L’accalmie des combats a permis une période d’introspection intense et collective. Qu’est ce qui ne s’est pas bien passé? Qui partage la responsabilité de la situation difficile ; que faire ensuite, et comment et qui gérera la prochaine phase de transition ? Les dirigeants du TPLF et les chefs militaires ont tenu des séances à huis clos au cours des deux dernières semaines, et il y a beaucoup de spéculations sur l’avenir du TPLF. Il y a des appels forts pour une administration intérimaire inclusive non dominée par le TPLF. La majorité est convaincue de la nécessité de changements fondamentaux centrés sur les souhaits du peuple tigréen. La différence réside uniquement dans la manière dont cela doit être fait, soulignant l’importance de rester unis en ces temps difficiles. Des sources proches des discussions à huis clos et des publications sur les réseaux sociaux le confirment. Depuis que les lignes téléphoniques ont été ouvertes, il est plus facile de parler aux témoins à l’intérieur du Tigré.

En plus du grand public Opposition tigréenne médias, qui ont toujours critiqué le TPLF, certains médias de la diaspora tigrée ont également pesé. Par exemple, dans un entretien, un journaliste connu du Tigré a évoqué les mauvais traitements infligés aux Tigréens par des commerçants cruels liés directement aux hauts fonctionnaires du gouvernement régional du Tigré. Il a signalé que l’huile de cuisine apportée comme aide est vendue sur le marché et que les familles dont les fils n’ont pas participé à l’effort de guerre au Tigré se voient refuser l’aide alimentaire. Médias UMD, qui est dirigé par un universitaire tigréen, est prêt à nommer et à faire honte aux dirigeants tigréens qui abusent du peuple. Les Tigréens de la diaspora sont devenus très actifs sur diverses plateformes de médias sociaux depuis le début de la guerre, en particulier lorsque le Tigré était totalement isolé des médias internationaux. Ils ont été très actifs pour informer le monde sur le sort de leur peuple.

D’autres médias grand public de la diaspora, tels que Maison des médias du Tigré et Zara Media, invitez les personnes légèrement critiques qui considèrent que ce n’est pas le moment de parler ouvertement de problèmes internes. Les gens ont commencé à poser des questions difficiles, principalement sur le thème de « comment le Tigré est arrivé ici » et si le TPLF lui-même peut être blâmé pour le début de la guerre. Le Premier ministre éthiopien et son parti PP guettent peut-être que les choses se dénouent au Tigré à leur avantage.

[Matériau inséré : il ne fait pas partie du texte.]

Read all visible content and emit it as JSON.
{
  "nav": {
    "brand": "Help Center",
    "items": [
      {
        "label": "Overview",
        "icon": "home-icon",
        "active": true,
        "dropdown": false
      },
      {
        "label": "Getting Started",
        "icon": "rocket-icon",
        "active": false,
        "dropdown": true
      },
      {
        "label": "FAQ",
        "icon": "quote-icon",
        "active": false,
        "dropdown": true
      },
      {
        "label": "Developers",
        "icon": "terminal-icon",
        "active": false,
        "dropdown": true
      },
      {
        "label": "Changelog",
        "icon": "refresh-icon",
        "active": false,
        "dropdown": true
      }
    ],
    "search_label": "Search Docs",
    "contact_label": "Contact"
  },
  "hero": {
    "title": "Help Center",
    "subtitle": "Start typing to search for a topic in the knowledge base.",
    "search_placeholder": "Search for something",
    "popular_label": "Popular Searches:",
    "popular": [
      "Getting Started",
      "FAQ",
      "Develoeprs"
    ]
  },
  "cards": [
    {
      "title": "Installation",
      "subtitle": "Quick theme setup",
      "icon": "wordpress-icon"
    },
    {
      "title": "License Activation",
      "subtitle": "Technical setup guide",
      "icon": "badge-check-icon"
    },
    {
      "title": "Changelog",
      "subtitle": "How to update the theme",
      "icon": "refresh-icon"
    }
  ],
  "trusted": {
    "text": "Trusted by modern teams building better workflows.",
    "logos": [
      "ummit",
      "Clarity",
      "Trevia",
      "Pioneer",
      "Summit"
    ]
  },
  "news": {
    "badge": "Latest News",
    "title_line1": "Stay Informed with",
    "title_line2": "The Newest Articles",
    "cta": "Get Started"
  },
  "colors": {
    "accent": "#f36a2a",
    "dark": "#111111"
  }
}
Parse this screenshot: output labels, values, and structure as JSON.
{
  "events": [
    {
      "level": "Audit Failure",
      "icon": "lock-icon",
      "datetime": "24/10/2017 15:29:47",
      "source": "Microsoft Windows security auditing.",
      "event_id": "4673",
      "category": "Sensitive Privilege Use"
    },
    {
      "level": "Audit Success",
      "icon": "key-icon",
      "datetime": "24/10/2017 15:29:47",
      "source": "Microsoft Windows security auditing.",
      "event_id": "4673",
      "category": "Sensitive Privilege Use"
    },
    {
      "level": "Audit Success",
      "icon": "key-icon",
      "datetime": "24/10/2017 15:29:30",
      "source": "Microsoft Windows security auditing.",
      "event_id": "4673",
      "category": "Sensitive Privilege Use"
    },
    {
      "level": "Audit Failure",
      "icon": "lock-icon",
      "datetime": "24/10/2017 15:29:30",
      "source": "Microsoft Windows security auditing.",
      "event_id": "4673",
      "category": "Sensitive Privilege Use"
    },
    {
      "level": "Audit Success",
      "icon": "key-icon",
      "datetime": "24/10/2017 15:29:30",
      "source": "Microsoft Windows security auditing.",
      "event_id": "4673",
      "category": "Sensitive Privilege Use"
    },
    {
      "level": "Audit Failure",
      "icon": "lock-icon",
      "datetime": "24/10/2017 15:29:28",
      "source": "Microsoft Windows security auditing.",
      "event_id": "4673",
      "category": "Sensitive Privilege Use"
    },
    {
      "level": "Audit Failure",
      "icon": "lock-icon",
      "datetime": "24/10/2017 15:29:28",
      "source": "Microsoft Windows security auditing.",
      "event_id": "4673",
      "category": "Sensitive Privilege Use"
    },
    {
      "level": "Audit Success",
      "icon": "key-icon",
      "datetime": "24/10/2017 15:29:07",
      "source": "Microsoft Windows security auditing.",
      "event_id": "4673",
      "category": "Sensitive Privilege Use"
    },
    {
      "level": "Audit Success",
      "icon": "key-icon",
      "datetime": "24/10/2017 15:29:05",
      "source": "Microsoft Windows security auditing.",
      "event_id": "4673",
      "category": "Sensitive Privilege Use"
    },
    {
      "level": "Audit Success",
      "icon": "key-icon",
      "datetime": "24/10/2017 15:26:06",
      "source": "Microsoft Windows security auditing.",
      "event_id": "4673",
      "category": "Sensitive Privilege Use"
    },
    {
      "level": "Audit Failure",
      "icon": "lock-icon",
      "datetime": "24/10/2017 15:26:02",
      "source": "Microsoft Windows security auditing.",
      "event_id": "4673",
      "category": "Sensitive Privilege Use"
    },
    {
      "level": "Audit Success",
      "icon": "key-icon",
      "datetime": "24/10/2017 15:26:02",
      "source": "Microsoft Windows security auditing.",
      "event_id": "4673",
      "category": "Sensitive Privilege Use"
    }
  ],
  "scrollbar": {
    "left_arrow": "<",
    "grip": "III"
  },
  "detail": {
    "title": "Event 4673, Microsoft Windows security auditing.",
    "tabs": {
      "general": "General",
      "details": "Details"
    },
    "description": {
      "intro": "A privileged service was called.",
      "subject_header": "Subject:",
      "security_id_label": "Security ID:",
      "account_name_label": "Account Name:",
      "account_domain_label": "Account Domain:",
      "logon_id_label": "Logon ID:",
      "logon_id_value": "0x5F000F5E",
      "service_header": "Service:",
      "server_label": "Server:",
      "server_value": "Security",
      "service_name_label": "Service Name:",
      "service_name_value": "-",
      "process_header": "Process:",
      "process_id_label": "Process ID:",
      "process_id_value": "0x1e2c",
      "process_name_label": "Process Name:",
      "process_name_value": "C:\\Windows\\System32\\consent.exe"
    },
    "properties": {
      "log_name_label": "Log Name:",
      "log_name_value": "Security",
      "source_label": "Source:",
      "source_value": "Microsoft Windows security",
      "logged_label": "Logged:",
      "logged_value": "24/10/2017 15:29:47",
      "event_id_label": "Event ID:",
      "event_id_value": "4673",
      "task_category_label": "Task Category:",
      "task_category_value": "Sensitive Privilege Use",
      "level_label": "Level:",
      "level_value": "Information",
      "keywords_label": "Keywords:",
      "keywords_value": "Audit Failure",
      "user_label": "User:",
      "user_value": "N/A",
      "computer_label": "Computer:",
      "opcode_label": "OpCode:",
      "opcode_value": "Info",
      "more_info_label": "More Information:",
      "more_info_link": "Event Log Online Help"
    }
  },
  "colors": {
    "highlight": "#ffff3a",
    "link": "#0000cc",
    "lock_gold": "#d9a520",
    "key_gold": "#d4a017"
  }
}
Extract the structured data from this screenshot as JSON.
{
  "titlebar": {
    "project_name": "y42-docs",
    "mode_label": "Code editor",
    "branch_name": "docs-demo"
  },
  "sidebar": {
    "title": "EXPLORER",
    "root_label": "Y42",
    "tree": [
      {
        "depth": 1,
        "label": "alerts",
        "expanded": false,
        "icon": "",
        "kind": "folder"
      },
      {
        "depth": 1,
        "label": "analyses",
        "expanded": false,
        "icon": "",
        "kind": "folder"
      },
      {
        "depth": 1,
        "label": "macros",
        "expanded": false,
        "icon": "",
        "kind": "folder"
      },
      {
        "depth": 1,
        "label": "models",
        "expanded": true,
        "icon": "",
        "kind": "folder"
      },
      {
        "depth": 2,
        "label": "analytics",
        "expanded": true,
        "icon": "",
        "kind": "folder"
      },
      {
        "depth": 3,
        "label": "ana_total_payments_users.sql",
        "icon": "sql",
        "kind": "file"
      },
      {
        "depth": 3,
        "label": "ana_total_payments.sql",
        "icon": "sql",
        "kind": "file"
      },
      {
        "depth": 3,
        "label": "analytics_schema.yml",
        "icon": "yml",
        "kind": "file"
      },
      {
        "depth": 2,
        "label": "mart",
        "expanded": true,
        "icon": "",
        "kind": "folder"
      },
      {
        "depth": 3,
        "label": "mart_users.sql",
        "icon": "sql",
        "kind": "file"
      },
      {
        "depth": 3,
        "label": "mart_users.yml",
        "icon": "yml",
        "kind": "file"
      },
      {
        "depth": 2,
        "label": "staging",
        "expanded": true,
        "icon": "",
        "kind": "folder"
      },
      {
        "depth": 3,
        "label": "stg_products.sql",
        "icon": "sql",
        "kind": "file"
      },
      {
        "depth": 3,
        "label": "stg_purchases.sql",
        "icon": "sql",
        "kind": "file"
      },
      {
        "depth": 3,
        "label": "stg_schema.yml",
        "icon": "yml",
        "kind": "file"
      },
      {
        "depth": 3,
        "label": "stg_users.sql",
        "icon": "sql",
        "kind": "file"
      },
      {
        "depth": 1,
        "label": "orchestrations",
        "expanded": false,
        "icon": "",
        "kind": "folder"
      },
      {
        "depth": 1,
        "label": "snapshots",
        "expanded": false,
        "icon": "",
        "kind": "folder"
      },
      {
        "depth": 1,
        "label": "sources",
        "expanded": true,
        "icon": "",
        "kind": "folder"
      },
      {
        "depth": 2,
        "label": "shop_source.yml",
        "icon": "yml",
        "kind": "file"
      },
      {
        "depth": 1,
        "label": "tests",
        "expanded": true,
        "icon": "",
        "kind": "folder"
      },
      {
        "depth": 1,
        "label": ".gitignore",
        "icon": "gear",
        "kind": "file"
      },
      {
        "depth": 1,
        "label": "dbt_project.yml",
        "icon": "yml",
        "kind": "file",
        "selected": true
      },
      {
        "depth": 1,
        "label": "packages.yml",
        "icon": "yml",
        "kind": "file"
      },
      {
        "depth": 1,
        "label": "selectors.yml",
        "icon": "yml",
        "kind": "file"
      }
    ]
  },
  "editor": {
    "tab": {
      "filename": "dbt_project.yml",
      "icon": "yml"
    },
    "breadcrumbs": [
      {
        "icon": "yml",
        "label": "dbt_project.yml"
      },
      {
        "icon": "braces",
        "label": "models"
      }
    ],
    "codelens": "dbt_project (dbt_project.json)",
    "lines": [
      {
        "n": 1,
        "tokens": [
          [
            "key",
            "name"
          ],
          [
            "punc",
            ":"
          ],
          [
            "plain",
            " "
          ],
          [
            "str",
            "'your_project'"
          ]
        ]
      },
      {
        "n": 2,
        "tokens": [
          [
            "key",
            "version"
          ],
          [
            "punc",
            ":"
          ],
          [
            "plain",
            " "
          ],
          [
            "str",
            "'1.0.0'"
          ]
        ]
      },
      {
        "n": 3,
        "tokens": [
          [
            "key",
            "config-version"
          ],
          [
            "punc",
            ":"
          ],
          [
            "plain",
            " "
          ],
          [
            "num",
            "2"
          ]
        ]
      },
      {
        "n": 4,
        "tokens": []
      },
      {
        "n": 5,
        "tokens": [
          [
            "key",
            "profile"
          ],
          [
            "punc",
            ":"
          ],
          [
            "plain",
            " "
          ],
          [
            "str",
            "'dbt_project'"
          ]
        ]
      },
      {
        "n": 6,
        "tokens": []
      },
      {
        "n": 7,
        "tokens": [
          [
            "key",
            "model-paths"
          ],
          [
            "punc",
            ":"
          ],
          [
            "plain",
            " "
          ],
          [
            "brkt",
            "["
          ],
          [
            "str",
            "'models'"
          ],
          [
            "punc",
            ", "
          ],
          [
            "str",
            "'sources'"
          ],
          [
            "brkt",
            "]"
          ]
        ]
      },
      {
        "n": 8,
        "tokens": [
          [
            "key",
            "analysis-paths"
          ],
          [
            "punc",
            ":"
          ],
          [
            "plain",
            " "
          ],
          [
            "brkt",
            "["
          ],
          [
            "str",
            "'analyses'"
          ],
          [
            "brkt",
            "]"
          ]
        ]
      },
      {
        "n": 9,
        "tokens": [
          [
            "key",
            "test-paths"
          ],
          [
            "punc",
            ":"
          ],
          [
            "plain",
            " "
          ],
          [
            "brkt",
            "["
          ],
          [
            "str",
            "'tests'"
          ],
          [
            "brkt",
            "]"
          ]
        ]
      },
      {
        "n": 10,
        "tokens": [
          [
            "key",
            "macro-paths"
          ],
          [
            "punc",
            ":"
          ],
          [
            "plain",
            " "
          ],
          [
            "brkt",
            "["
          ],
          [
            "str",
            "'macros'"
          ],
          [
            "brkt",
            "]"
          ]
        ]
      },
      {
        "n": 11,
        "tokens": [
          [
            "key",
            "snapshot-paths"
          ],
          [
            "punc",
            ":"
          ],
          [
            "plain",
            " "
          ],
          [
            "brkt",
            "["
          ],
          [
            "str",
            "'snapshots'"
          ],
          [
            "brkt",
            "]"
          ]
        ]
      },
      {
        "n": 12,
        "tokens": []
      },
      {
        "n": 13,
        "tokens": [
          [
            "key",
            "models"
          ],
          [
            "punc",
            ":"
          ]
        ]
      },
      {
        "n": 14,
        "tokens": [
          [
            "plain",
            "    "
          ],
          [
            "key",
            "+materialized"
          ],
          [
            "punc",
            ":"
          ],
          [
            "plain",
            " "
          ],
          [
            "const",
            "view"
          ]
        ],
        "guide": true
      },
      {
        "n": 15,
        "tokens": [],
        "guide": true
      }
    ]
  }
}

L’indépendance du Tigré, qui figurait en bonne place à l’ordre du jour pendant la guerre, est maintenant mise de côté dans un avenir prévisible. La question à l’heure actuelle est de préserver l’existence, l’identité et l’autonomie du Tigré telles que garanties par la constitution éthiopienne. Il n’est plus question que le TPLF et le peuple tigréen soient synonymes. Que le fragile accord de paix tienne ou non, le rôle du TPLF au Tigré ou en Éthiopie ne sera plus jamais le même. Que le TPLF, avec sa longue histoire, son expérience organisationnelle, son influence et ses vastes ressources financières prétendument amassées au cours de ses 30 années de règne, puisse continuer à avoir son mot à dire au centre du pouvoir de la politique éthiopienne d’une manière ou d’une autre, est discutable. Pourtant, les Tigréens auront un rôle important à jouer.